General Electric ‘conspired’ to acquire airline’s planes on the cheap, High Court judge rules

 

The message from the serried ranks of highly paid lawyers, barristers and advisers filling the London courtroom was clear: don’t mess with General Electric.

The expensively suited cream of our legal profession will have cost the multinational giant many millions of pounds to assemble, and to fight their case day in, day out, for weeks in the drab Rolls Building of the High Court.

When faced by those with the audacity to fight back against it, it seems the multinational corporate giant will spare no sum.

But GE was defeated by Alexander Lebedev, whose son Evgeny is the owner of The Independent, and his small legal team in a case that saw the judge find that the firm had staged a “conspiracy” against his small airline business and duped him out of millions of dollars.

It awarded him more than $10m (£6.6m) in damages, plus interest, plus costs. It was his second major courtroom victory in recent weeks, having recently seen Russian prosecutors drop charges of hooliganism fuelled by political hatred after he punched another businessman, Sergei Polonsky,  during a Russian TV chat show.

GE’s reputation, and particularly that of its subsidiary Gecas – the world’s biggest owner of aeroplanes – were left damaged as the judge found senior executives to be unreliable witnesses even when testifying under oath.

The story begins back in 2010 when Mr Lebedev’s small German airline, Blue Wings, got into difficulties following the financial crisis. Like many airlines, its planes were bought with loans from GE’s PK Airfinance division.

When Blue Wings’ business deteriorated, PK repossessed them. It was under a duty of care to Mr Lebedev’s business  to find the best possible price for the jets, so it could recoup its loan and pass on the remainder of the proceeds to him.

As an expert witness testified, the normal strategy to get the best possible price would be to contact all the airlines in the world who might be interested, show them the planes and start negotiating.

PK decided not to do this. This was because, as the court heard, it had cooked up a deal with one of its biggest customers, the fast-growing US airline JetBlue, to lease it the planes for a super-low price. That meant PK needed to buy the planes at a significant discount.
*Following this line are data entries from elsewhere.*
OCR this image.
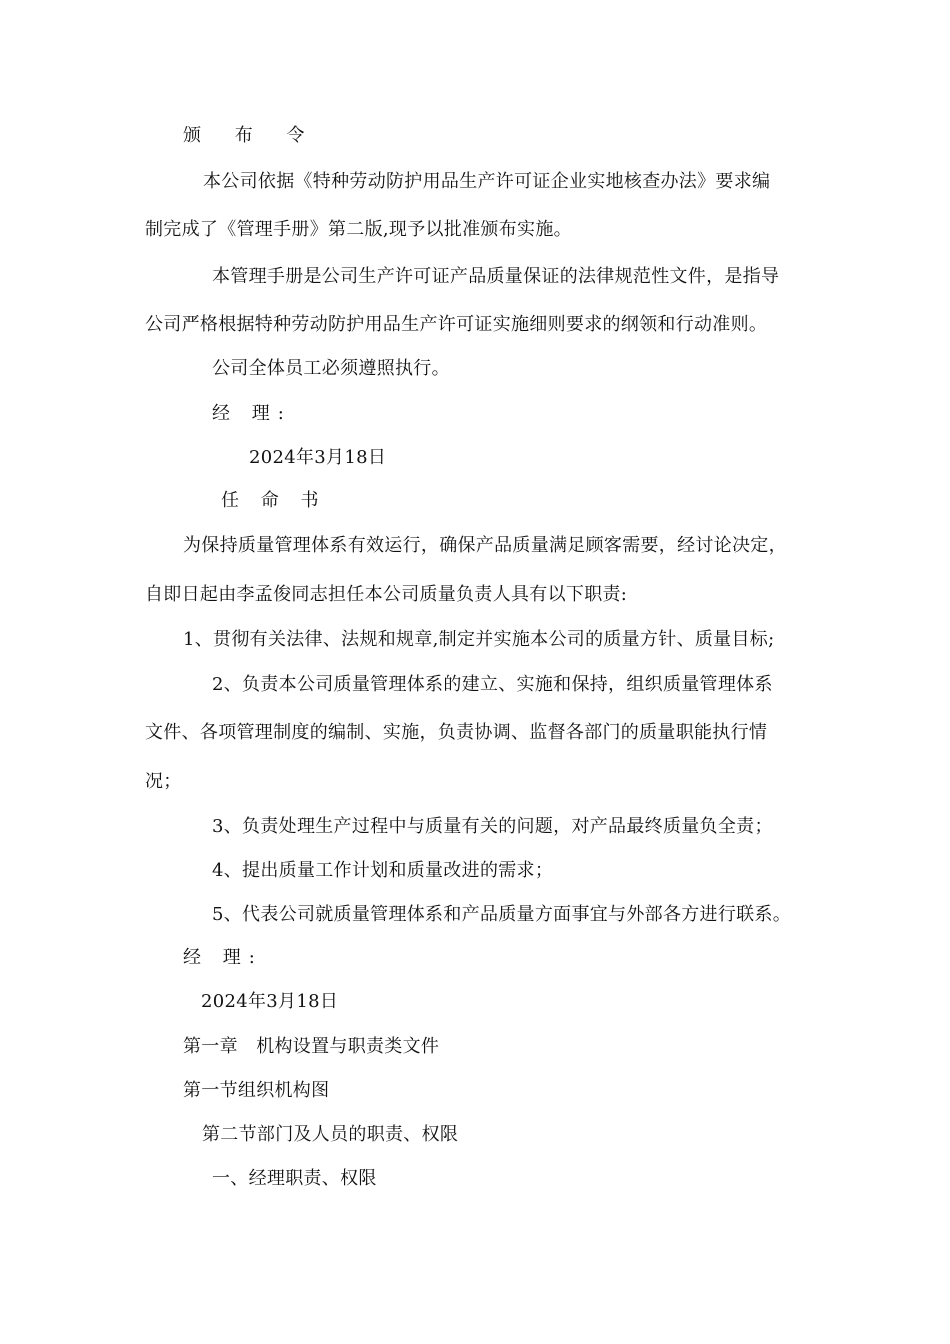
颁 布 令
本公司依据《特种劳动防护用品生产许可证企业实地核查办法》要求编
制完成了《管理手册》第二版,现予以批准颁布实施。
本管理手册是公司生产许可证产品质量保证的法律规范性文件，是指导
公司严格根据特种劳动防护用品生产许可证实施细则要求的纲领和行动准则。
公司全体员工必须遵照执行。
经 理:
2024年3月18日
任 命 书
为保持质量管理体系有效运行，确保产品质量满足顾客需要，经讨论决定，
自即日起由李孟俊同志担任本公司质量负责人具有以下职责:
1、贯彻有关法律、法规和规章,制定并实施本公司的质量方针、质量目标;
2、负责本公司质量管理体系的建立、实施和保持，组织质量管理体系
文件、各项管理制度的编制、实施，负责协调、监督各部门的质量职能执行情
况；
3、负责处理生产过程中与质量有关的问题，对产品最终质量负全责；
4、提出质量工作计划和质量改进的需求；
5、代表公司就质量管理体系和产品质量方面事宜与外部各方进行联系。
经 理:
2024年3月18日
第一章　机构设置与职责类文件
第一节组织机构图
第二节部门及人员的职责、权限
一、经理职责、权限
The auction, which even the judge described as “charade”, was badly advertised. The planes were parked in different spots around the world. And on the day of the auction at law firm Clifford Chance’s London offices, no bidders turned up – apart from PK.

Being the soul bidder, PK bought the planes at a knockdown price and flipped them to its Gecas subsidiary which then, sure enough, leased them on to JetBlue.

This was, the judge found, a “conspiracy” against Mr Lebedev’s business.

Mr Lebedev said: “GE tried to crush us by use of their financial power in the face of the facts, and failed. All of our efforts to reach an out-of-court settlement were rebuffed. Our resolve to press on in spite of the financial burden has now been vindicated by the court’s ruling.”

A Gecas spokesman said the company was disappointed by the ruling. “There was no wrongful conduct here and we plan to appeal the decision.”